Manataka American Indian Council







Submitted by:

Crystal Harvey, MAIC Correspondent

Fluoride Action Network


When Joint pain is not Arthritis

By Frank Shallenberger, MD



What if you found out that your joint pains are not osteoarthritis, as your doctor insists? What if the cause is excessive levels of a very common mineral?


Believe it or not, there's a condition that can perfectly mimic the pain and swelling of osteoarthritis. In fact, it can even look just like osteoarthritis on X-ray films. But this condition is completely different from osteoarthritis.


I am talking about skeletal fluorosis. As the name indicates, the cause of skeletal fluorosis is excessive fluoride. The mineral your dentist claims will save your teeth and bones. While it won't save your bones, it can kill you. Most people don't realize fluoride is a poison. As little as five grams of sodium fluoride will kill an adult. Smaller doses, such as those from toothpaste use and drinking water, can cause severe joint pain and many other problems.


This condition is extremely common, but doctors rarely diagnose it. That's largely because they never think to look for it. They usually think of arthritis or some other condition (such as ankylosing spondylitis; renal osteodystrophy; osteopetrosis; and Diffuse Idiopathic Skeletal Hyperostosis ) long before they suspect fluoride poisoning. And X-rays don't help. Skeletal fluorosis can look just like osteoarthritis or one of the previously mentioned diseases.


So how can you tell if fluoride is causing your joint and muscle pains? The best way to diagnose fluorosis is by testing for it. Your doctor can order a blood test called a serum sialic acid to GAG (glycosaminoglycans) ratio, or alternatively a serum sialic acid to serum seromucoid ratio. A ratio less than three in either test suggests fluoride poisoning.


A simple blood level for fluoride can also work. If you have a persistent elevation of serum fluoride above 0.04 mg/L (normal is less than 0.01 mg/L), you have fluoride poisoning.


Finally, since urine can concentrate fluoride up to 50 times more than blood, urine testing is another way. With this test, a fluoride level over 8 mg/L in a 24-hour collection indicates fluoride poisoning.

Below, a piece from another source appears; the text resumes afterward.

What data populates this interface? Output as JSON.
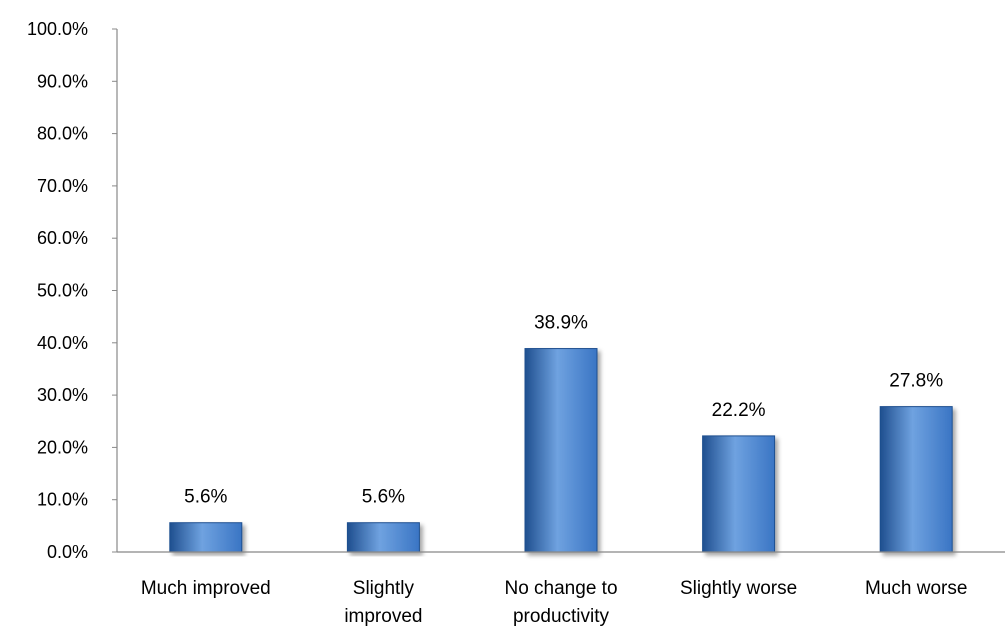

If your fluoride levels are high, there are two things you can do. First, avoid all sources of fluoride. This includes typical tap water and most toothpaste. Use a natural toothpaste from a health food store that doesn't have fluoride. And use a reverse osmosis filter for all your water, especially drinking, cooking, and bathing water. Your body will eventually excrete all the fluoride.


Second, it's possible taking iodine will hasten your body's removal. So consider taking an iodine supplement, such as Iodoral. These are available on the Internet.

Finding your real cures,

Frank Shallenberger, MD



Singh A, et al. (1963). Endemic fluorosis: Epidemiological, clinical and biochemical study of chronic fluoride intoxication in Punjab. Medicine 42: 229-246.


A K Susheela, T K Das, J S Khurana, A Jayaswal, and P K Dave. Circulating levels of sialic acid and glycosaminoglycans: a diagnostic test for ankylosing spondylitis.

Ann Rheum Dis. 1988 October; 47(10): 833-837.

Heller KE, et al (1997). Dental caries and dental fluorosis at varying water fluoride concentrations. Journal of Public Health Dentistry 57: 136-143.


Hileman B. (1988). Fluoridation of Water: Questions about health risks and benefits remain after more than 40 years. Chemical & Engineering News August 1: 26-42.